We should choose our companions carefully. The drunkard will drag us to the folly of his drunkenness. We should spend our time with calm minds, with those who are easy-going and not anxious or depressed. Nothing calms the mind more than association with those who can take life in its stride and who try not to feel wronged. “Our hopes should venture only next door.” A piece of advice entirely at odds with our culture of exorbitant ambition in which people are exhorted with empty slogans – “you can have it all” “you can be anything you want to be” – to believe in fantasies of wild success, fame and wealth. What has this to do with anger? Seneca believes in limits and rage breaks them all.

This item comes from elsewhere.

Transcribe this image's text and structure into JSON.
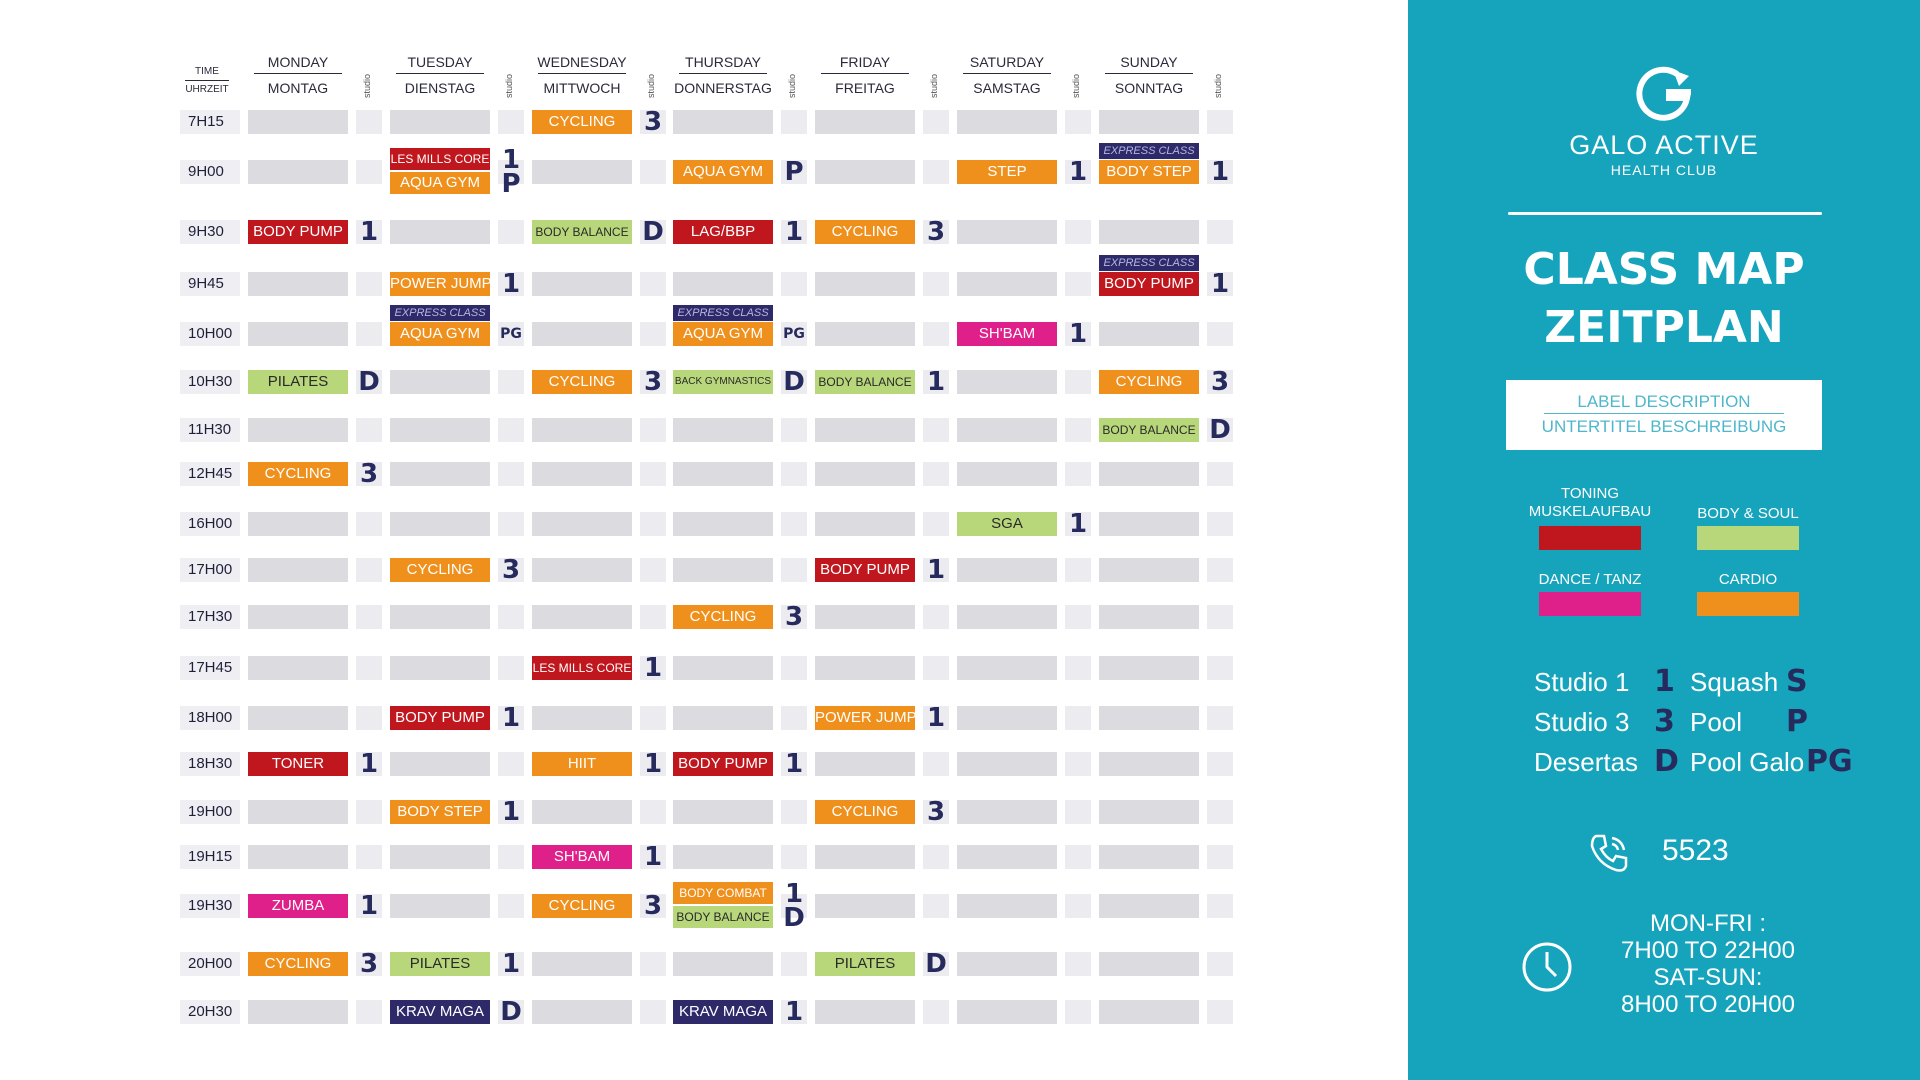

“It’s an old saying,” he writes, “that quarrels are sought by the weary.” “The afflicted mind is offended by the slightest things.” You only have to look at the headlines each morning to see this at work. “Ailing things can’t be touched without a fight being provoked.” Our collective mind is ailing. The culture needs it to be because satisfied minds make poor consumers.
“Even the wisest have failed at many things; no one is so careful that his diligence doesn’t sometimes get away from him; no one is so mature that changes of circumstance do not push his gravity into some too rash deed, no one is so shy of giving offense (sic) as not to accidentally commit the very offences he avoids.”
Seneca ends with an appeal to our sense of mortality: “As they say, the moment we turn and look behind us, death stands right there.” His point is that we should value life and try to make it as pleasant as possible. Perhaps we will, but we shall have to rid the world of the petty gods who rule and who behave as if they can defy mortality itself.